A informação de que Steinbruch poderia vender todo o controle da CSN até foi divulgada pelo Valor Econômico, especializado em economia, o que levou os crédulos a temerem o pior. Direita e esquerda em Volta Redonda logo foram às redes sociais – que aceitam qualquer boato como fato – pregar um movimento pró-cidade do aço, ‘contra a venda da Usina Presidente Vargas’. Tudo lorota.
A verdade verdadeira é que Steinbruch está em busca de um sócio asiático – que o aQui apurou, com exclusividade, ser a Nippon Steel – para dividir a gestão da UPV. Não passa pela cabeça do megaempresário vender a usina de Volta Redonda. Aliás, este nunca foi o perfil do presidente da CSN. O que ele quer, e deixou claro para quem soube ouvir a gravação do CSN Day, é encontrar um sócio com tecnologia de ponta para modernizar a usina e, de quebra, ajudar a reduzir o endividamento do grupo.
O aQui mostrou isso em sua última edição, ao publicar detalhes do CSN Day, realizado em São Paulo, no dia 15 de janeiro. Ao falar acerca do ativo siderurgia (a empresa ainda possui outros quatro ativos: cimentos, transporte, energia e mineração), Benjamin Steinbruch foi claro. “A siderúrgica do Sudeste (leia-se CSN Volta Redonda) precisa de investimentos em tecnologia, porque foi construída no século passado, então precisa ser modernizada. Vamos buscar uma forma de fazer isso fora do Brasil, com os asiáticos e os europeus. Vamos trazer modernização de uma maneira compatível com a sobrevivência do negócio”, pontuou.
Minutos antes, Benjamin chegou a falar, em alto e bom tom, que esperava “vender participações na holding do Sudeste”. De uma maneira bem clara, ele disse que quer se desfazer de uma parte do controle da CSN (e não da UPV). “Estamos no momento mais importante da CSN, porque nos é prioritário resolver essa questão de alavancagem e estrutura de capital (….) A ideia é que a gente implemente rapidamente, ainda em 2026, tudo o que foi planejado”, pontuou o executivo.

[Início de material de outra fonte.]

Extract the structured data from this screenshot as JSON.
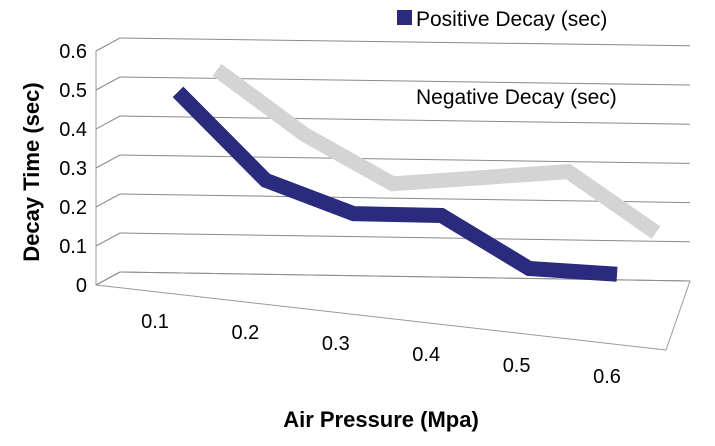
{
  "chart_data": {
    "type": "line",
    "title": "",
    "xlabel": "Air Pressure (Mpa)",
    "ylabel": "Decay Time (sec)",
    "categories": [
      "0.1",
      "0.2",
      "0.3",
      "0.4",
      "0.5",
      "0.6"
    ],
    "ylim": [
      0,
      0.6
    ],
    "yticks": [
      "0",
      "0.1",
      "0.2",
      "0.3",
      "0.4",
      "0.5",
      "0.6"
    ],
    "grid": true,
    "legend_position": "top-right",
    "series": [
      {
        "name": "Positive Decay (sec)",
        "color": "#2a2a7e",
        "values": [
          0.48,
          0.26,
          0.18,
          0.18,
          0.05,
          0.04
        ]
      },
      {
        "name": "Negative Decay (sec)",
        "color": "#d4d4d4",
        "values": [
          0.48,
          0.32,
          0.2,
          0.22,
          0.24,
          0.09
        ]
      }
    ]
  }
}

A verdade é que a fala oficial de Benjamin tem grande peso no mercado, simplesmente pelo fato de a CSN ser uma empresa de capital aberto e suas declarações impactarem diretamente no desempenho das suas ações na bolsa. Ele disse que pretende vender parte do controle da CSN, mas alguns jornais publicaram que seria o controle total do ativo. E muita gente acreditou. Uma pena.
Segundo uma fonte da própria CSN, essa assimetria de informações cria um risco estrutural e pode colocar em xeque a própria estratégia do grupo. Sem contar que, quando há duplo discurso, os investidores passam a desconfiar da própria projeção da empresa, gerando volatilidade e insegurança, expondo a CSN a sofrer questionamentos de órgãos reguladores, como por exemplo, a Comissão de Valores Mobiliários (CVM).

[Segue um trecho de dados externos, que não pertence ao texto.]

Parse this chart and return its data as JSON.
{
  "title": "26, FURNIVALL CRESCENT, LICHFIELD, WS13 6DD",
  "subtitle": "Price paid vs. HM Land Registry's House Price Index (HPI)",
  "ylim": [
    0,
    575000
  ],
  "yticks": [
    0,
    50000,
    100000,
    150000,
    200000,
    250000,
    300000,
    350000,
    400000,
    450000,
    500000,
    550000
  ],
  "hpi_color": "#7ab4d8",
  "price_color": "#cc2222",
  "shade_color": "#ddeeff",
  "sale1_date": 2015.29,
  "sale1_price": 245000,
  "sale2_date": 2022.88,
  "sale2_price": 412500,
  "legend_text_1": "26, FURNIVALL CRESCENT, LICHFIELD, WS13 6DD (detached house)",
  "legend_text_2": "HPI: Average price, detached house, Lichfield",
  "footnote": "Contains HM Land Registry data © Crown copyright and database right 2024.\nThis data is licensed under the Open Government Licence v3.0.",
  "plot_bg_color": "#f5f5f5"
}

Vale ressaltar ainda que, no CSN Day, Benjamin Steinbruch falou, sim, da possibilidade de vender o controle total do ativo de cimentos, não da siderurgia. Espera captar algo em torno de, como o aQui descobriu e divulgou, R$ 20 milhões com a venda da cimenteira. E não R$ 15 milhões, como os ‘especialistas’ divulgaram. Se conseguir, a CSN vai reduzir a alavancagem financeira, atualmente em torno de 3,5 vezes o Ebitda, para um patamar próximo de uma vez. Na prática, significa dizer que a CSN deve o equivalente a três anos e meio de sua geração anual de caixa operacional (Ebitda), e, com a desalavancagem, a dívida passa a equivaler apenas a um ano de geração de caixa. (Nem tão) Simples assim.